Viti v. Franklin General Hospital

190 A.D.2d 790 | N.Y. App. Div. | 1993

—In an action to recover damages, inter alia, for wrongful death, the plaintiff appeals from so much of an order of the Supreme Court, Nassau County (Christ, J.), entered November 28, 1990, as granted the motion of the defendant Edward T. Davison for summary judgment dismissing the complaint insofar as it is asserted against him.

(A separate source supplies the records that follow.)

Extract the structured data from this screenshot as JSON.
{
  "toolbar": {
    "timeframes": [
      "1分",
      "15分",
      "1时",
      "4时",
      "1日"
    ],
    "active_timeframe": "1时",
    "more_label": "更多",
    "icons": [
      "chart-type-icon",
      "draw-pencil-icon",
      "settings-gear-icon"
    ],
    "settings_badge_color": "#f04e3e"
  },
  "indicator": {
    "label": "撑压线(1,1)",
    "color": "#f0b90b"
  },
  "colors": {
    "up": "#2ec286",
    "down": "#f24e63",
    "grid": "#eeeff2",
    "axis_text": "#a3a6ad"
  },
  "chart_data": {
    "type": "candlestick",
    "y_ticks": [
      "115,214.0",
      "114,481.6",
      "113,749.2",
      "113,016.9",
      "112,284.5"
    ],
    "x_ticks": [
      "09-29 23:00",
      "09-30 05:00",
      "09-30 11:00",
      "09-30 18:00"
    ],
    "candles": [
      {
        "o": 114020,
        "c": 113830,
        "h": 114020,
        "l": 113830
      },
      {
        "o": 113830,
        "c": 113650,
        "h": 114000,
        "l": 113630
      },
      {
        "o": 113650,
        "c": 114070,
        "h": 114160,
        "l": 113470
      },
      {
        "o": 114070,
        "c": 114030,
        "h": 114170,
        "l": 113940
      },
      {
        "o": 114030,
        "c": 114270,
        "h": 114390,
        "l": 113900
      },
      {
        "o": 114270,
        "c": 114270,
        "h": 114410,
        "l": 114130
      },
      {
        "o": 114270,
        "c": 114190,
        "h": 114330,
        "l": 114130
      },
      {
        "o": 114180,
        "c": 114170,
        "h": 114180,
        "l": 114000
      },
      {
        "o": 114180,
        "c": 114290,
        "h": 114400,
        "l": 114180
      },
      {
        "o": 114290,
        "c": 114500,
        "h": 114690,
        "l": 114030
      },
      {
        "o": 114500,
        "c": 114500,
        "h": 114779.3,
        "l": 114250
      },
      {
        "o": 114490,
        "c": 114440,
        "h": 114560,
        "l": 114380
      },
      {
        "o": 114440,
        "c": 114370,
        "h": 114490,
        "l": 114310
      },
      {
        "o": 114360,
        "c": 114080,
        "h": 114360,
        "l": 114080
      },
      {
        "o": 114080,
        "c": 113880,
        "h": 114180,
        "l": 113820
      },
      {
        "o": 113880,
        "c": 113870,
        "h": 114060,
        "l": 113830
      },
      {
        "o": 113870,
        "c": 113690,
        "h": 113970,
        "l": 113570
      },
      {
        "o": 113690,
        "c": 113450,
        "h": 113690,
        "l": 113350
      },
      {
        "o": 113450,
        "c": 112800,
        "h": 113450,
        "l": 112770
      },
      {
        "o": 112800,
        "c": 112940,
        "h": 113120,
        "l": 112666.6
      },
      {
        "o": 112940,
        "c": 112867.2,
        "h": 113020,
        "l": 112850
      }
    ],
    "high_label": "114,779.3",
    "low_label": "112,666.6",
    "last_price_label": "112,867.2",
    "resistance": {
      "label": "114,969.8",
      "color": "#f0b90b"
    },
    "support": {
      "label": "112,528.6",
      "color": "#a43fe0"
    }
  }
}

Ordered that the order is reversed insofar as appealed from, on the law, with costs, and the respondent’s motion is denied.

The respondent’s medical expert’s bare conclusory assertions that (1) the respondent conformed to accepted medical practices, (2) the cause of the plaintiffs decedent’s death could not have been reasonably diagnosed, and (3) even if the cause of death could be diagnosed it could not have been successfully treated, were insufficient to establish the respondent’s entitlement to judgment as a matter of law (see, Winegrad v New York Univ. Med. Ctr., 64 NY2d 851; Canosa v Abadir, 165 AD2d 823; Montalbano v North Shore Univ. Hosp., 154 AD2d 579). Additionally, the respondent’s medical expert’s conclusions were completely contradicted by the plaintiff’s medical expert, leaving a conflict of medical opinion that should be resolved by a finder of fact (see, Taype v City of New York, 82 AD2d 648; Kallenberg v Beth Israel Hosp., 45 AD2d 177, affd *79137 NY2d 719). Moreover, since the deposition of the respondent had not yet taken place, summary judgment was premature. Mangano, P. J., Sullivan, O’Brien, Ritter and Pizzuto, JJ., concur.